As he's pinned to the wet tile and a thick, acerbic bar is jammed into his mouth, curling where it's scraped by his teeth and turning his saliva to suds, he can't help wondering if it's antibacterial and if he's going to die.
He isn't a dog, but how different can their bodies be?
He feels lower than the scruffiest stray cur when he gets out of the shower and finds that someone has pissed in the bottle of his contact solution.
I.
Kentin makes it through the entire east-wing obstacle course for the first time.
He still has the slowest timing out of everyone in his class, but he did it the whole way through.
He does not feel very accomplished.
He's nervous.
He's never really fought back before, never felt like he could.
But he'll be able to soon if he keeps this up.
He should feel relieved, pumped for vengeance, planning ahead.
Instead he's confused and conflicted, a tornado in his gut and a broken clock in his head that has the cuckoo bird cawing every twitch of the crooked secondhand.
0.
When he finally gets a replacement phone (who was it that threw his first one against the wall? Mael? Odetta?), he sees a message from Candy and his heart skips ten beats.

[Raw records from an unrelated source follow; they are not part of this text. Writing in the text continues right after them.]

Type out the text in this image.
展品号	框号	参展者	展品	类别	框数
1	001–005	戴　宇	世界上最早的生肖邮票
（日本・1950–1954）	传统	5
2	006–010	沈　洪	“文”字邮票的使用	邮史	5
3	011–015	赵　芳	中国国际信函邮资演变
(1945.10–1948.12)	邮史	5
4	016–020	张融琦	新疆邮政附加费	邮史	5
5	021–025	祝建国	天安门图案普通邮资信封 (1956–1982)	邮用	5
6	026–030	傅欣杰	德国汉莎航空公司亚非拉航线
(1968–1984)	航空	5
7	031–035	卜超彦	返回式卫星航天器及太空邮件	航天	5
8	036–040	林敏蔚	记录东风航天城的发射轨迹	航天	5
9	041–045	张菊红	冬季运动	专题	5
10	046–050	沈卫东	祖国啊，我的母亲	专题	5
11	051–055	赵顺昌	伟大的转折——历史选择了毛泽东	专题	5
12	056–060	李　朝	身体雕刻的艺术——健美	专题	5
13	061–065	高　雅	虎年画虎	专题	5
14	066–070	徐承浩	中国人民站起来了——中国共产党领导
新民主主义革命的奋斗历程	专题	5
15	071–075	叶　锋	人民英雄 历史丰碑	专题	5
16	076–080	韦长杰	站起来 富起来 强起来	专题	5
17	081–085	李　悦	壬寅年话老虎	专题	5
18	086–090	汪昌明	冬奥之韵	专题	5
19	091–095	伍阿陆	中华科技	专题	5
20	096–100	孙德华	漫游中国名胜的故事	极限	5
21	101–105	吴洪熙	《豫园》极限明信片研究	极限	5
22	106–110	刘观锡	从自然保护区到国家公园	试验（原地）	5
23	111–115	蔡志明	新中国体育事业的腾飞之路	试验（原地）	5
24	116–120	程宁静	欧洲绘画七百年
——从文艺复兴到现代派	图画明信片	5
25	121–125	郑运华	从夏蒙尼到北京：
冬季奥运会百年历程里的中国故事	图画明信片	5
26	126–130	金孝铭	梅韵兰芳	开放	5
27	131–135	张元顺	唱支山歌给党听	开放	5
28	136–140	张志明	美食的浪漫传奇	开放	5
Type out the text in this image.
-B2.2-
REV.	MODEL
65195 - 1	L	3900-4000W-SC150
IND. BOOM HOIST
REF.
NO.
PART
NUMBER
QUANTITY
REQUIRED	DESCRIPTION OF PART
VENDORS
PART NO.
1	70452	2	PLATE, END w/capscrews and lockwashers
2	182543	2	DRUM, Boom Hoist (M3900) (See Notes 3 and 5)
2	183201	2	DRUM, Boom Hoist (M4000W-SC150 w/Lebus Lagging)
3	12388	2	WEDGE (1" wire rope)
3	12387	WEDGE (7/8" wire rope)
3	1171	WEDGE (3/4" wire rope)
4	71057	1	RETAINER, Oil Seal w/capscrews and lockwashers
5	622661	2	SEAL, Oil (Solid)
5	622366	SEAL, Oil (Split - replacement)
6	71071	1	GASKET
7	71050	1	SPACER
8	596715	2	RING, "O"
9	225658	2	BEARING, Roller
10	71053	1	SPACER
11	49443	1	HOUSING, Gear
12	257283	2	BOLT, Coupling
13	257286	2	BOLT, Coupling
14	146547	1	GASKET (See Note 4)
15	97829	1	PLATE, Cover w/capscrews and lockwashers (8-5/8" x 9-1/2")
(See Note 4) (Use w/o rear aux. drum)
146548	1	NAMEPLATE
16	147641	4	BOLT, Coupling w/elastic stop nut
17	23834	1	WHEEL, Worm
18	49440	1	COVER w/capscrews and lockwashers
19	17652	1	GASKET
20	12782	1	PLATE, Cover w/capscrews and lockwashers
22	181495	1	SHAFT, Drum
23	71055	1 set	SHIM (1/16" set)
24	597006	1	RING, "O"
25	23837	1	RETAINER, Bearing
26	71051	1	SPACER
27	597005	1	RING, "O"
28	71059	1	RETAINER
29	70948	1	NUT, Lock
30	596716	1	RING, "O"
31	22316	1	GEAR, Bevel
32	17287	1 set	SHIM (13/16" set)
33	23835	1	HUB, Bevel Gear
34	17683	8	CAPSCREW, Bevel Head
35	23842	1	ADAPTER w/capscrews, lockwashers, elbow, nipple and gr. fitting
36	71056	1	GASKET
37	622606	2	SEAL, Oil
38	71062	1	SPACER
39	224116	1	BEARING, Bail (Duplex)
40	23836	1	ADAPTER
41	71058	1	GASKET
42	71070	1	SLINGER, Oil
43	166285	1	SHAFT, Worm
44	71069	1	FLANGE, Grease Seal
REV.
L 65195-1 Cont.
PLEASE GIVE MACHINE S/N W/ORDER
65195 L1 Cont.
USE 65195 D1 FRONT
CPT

He opens it with eager eyes and hopeful blossoms in his belly.
When he reads it, he just wants to throw the phone against the wall again, but settles for dropping it on his bed.
He's shocked, he's seething, but mostly he's hurt.
A cattle prod through the heart is all the motivation Kentin needs to practice payback now and perfect it later.
And now to get my shoddy ass back to requests.